Lexington man gets 30 years for killing pedophile priest


LEXINGTON, Ky. - A Lexington man who fatally beat a retired priest and convicted sex offender with a pickax was sentenced to 30 years in prison after a judge received a letter from four of the cleric's victims.

Fayette Circuit Judge Gary Payne could have given Jason Anthony Russell, 28, life in prison without parole for murdering the Rev. Joseph Pilger, 78. Russell avoided a possible death sentence by agreeing last month to life without parole.

Under the sentence handed down Friday, Russell would be eligible for parole in 25 years.

The judge received a letter from Michael Long, now of Austin, Texas, that said Russell had "done a society a favor" by killing a "pedophile monster that preyed upon innocent little boys while in a position of authority and calling him self a man of God."

Long also wrote on behalf of three relatives who were also molested by Pilger.

"The damage a pedophile inflicts on young children is life-changing and lifelong," Long said in his letter. "The entire emotional and developmental wiring as a child is changed forever. Pedophiles are nothing but human debris. I have, for years, wished to do what Mr. Russell did."

In 1995, Pilger pleaded guilty to abusing four boys in Western Kentucky when he was their pastor during the late 1960s at St. Francis Borgia Roman Catholic Church in Sturgis. In exchange for the confession, prosecutors recommended probation.

Long, who sued Pilger in the early 1990s, wrote that he now regrets not fighting the plea deal.

"If we would have been more adamant about his sentence, we would not be writing you now, and Mr. Russell would not be where he is as well," Long said. "So you see, even now after his death, I still feel guilt."

Pilger was found dead on Dec. 3, 2003.

Russell, who alleges he was sexually abused as a child, had been released from prison about two months before the slaying and lived with Pilger.

Russell has said he decided to kill him after the retired priest offered $5,000 to have sex with Russell's then-6-year-old son.
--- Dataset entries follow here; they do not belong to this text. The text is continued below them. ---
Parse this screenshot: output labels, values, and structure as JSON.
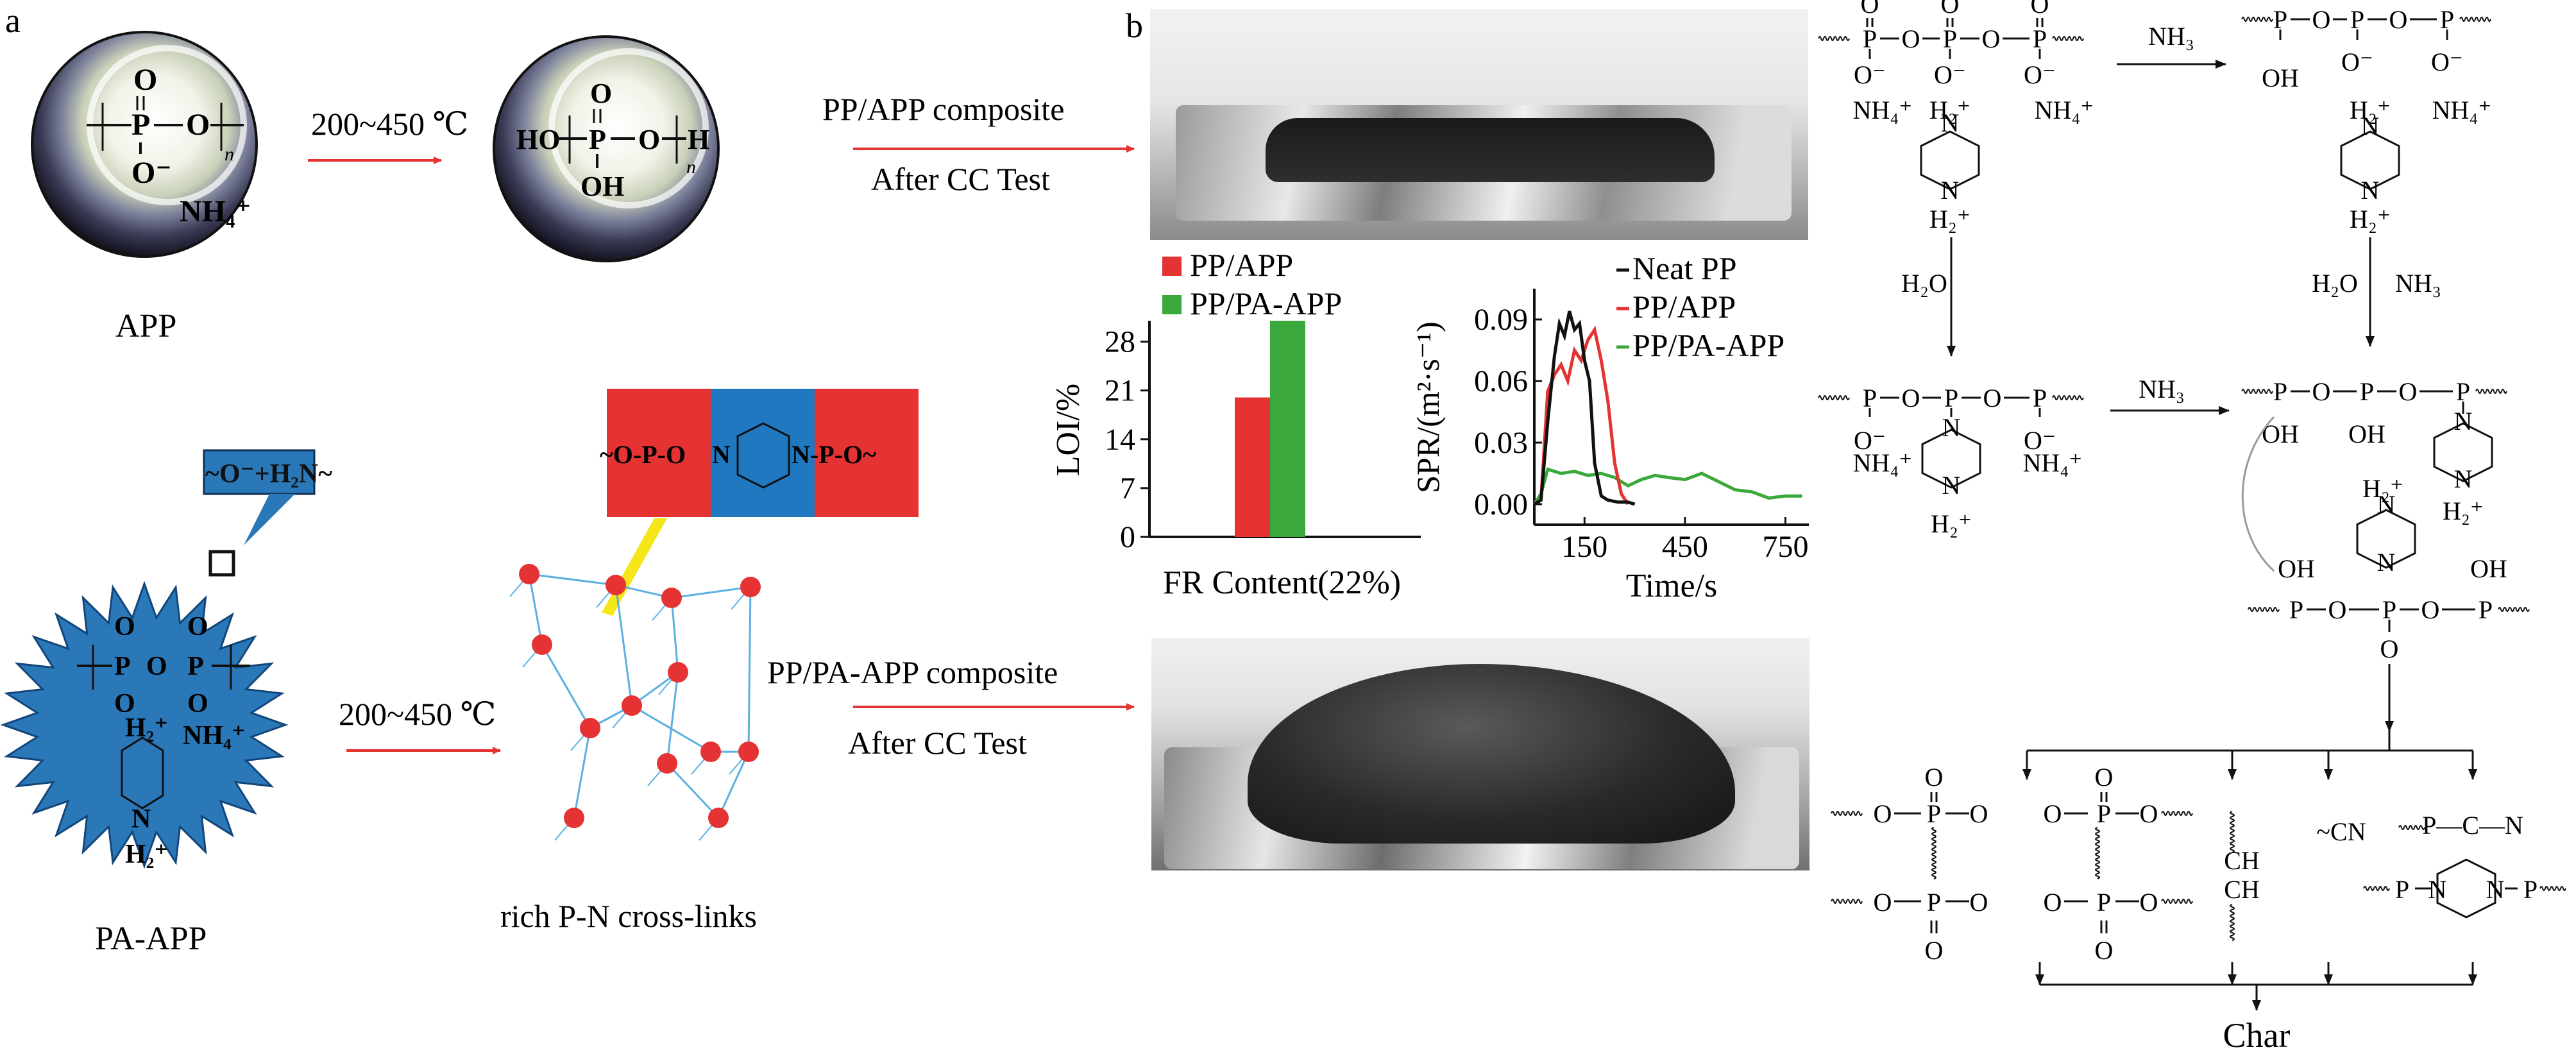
{
  "panel_a": {
    "label": "a",
    "app_label": "APP",
    "pa_app_label": "PA-APP",
    "heat_label_top": "200~450 ℃",
    "heat_label_bottom": "200~450 ℃",
    "crosslink_label": "rich P-N cross-links",
    "callout_text": "~O⁻+H₂N~",
    "app_formula": {
      "p": "P",
      "o": "O",
      "ominus": "O⁻",
      "nh4": "NH₄⁺",
      "n": "n"
    },
    "app_heated_formula": {
      "ho": "HO",
      "p": "P",
      "o": "O",
      "h": "H",
      "oh": "OH",
      "n": "n"
    },
    "pa_formula": {
      "o": "O",
      "p": "P",
      "nh": "H₂⁺",
      "nh4": "NH₄⁺",
      "n": "N",
      "h2": "H₂⁺"
    },
    "crosslink_block": {
      "left": "~O-P-O",
      "mid": "N",
      "right": "N-P-O~"
    }
  },
  "panel_b": {
    "label": "b",
    "top_composite": [
      "PP/APP composite",
      "After CC Test"
    ],
    "bottom_composite": [
      "PP/PA-APP composite",
      "After CC Test"
    ]
  },
  "chart_data": [
    {
      "type": "bar",
      "categories": [
        "FR Content(22%)"
      ],
      "series": [
        {
          "name": "PP/APP",
          "values": [
            20
          ],
          "color": "#e53232"
        },
        {
          "name": "PP/PA-APP",
          "values": [
            31
          ],
          "color": "#3aa83a"
        }
      ],
      "xlabel": "FR Content(22%)",
      "ylabel": "LOI/%",
      "ylim": [
        0,
        31
      ],
      "yticks": [
        "0",
        "7",
        "14",
        "21",
        "28"
      ],
      "legend": "top-left"
    },
    {
      "type": "line",
      "xlabel": "Time/s",
      "ylabel": "SPR/(m²·s⁻¹)",
      "xlim": [
        0,
        820
      ],
      "ylim": [
        -0.01,
        0.105
      ],
      "xticks": [
        "150",
        "450",
        "750"
      ],
      "yticks": [
        "0.00",
        "0.03",
        "0.06",
        "0.09"
      ],
      "legend": "top-right",
      "series": [
        {
          "name": "Neat PP",
          "color": "#111111",
          "x": [
            0,
            20,
            40,
            60,
            75,
            90,
            105,
            120,
            135,
            150,
            165,
            180,
            200,
            220,
            250,
            280,
            300
          ],
          "y": [
            0,
            0.002,
            0.04,
            0.072,
            0.088,
            0.082,
            0.094,
            0.085,
            0.088,
            0.07,
            0.06,
            0.02,
            0.004,
            0.002,
            0.001,
            0.001,
            0
          ]
        },
        {
          "name": "PP/APP",
          "color": "#e53232",
          "x": [
            0,
            20,
            40,
            60,
            80,
            100,
            120,
            140,
            160,
            180,
            200,
            220,
            240,
            260,
            280
          ],
          "y": [
            0,
            0.002,
            0.055,
            0.063,
            0.068,
            0.06,
            0.075,
            0.07,
            0.08,
            0.085,
            0.07,
            0.05,
            0.02,
            0.005,
            0
          ]
        },
        {
          "name": "PP/PA-APP",
          "color": "#3aa83a",
          "x": [
            0,
            20,
            40,
            80,
            120,
            160,
            200,
            240,
            280,
            320,
            360,
            400,
            450,
            500,
            550,
            600,
            650,
            700,
            750,
            800
          ],
          "y": [
            0,
            0.005,
            0.017,
            0.015,
            0.016,
            0.014,
            0.015,
            0.013,
            0.009,
            0.012,
            0.014,
            0.013,
            0.012,
            0.015,
            0.011,
            0.007,
            0.006,
            0.003,
            0.004,
            0.004
          ]
        }
      ]
    }
  ],
  "mechanism": {
    "nh3": "NH₃",
    "h2o": "H₂O",
    "h2o_nh3": [
      "H₂O",
      "NH₃"
    ],
    "char": "Char",
    "cn": "~CN",
    "pcn": "P—C—N",
    "chch": [
      "CH",
      "CH"
    ],
    "labels": {
      "o": "O",
      "p": "P",
      "ominus": "O⁻",
      "oh": "OH",
      "nh4": "NH₄⁺",
      "h2plus": "H₂⁺",
      "n": "N"
    }
  }
}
Russell also claims that he had twice walked in on the retired priest masturbating with photos of Russell's son and catalog clippings of other children.

Assistant Commonwealth's Attorney Lou Anna Red Corn objected to the judge's sentence.

"You have put us in a situation of knowing our recommendations are meaningless," Red Corn said. "And in a position of making it difficult to make recommendations in the future."

The judge said he agreed with prosecutors that a harsh sentence was appropriate, but not necessarily life in prison.

"Knowing the facts, knowing everything involved, at least what little I know, I don't think that is an appropriate sentence," Payne said.

State law does not require judges to abide by recommendations from juries or, in the case of guilty pleas, prosecutors. They frequently accept them, however.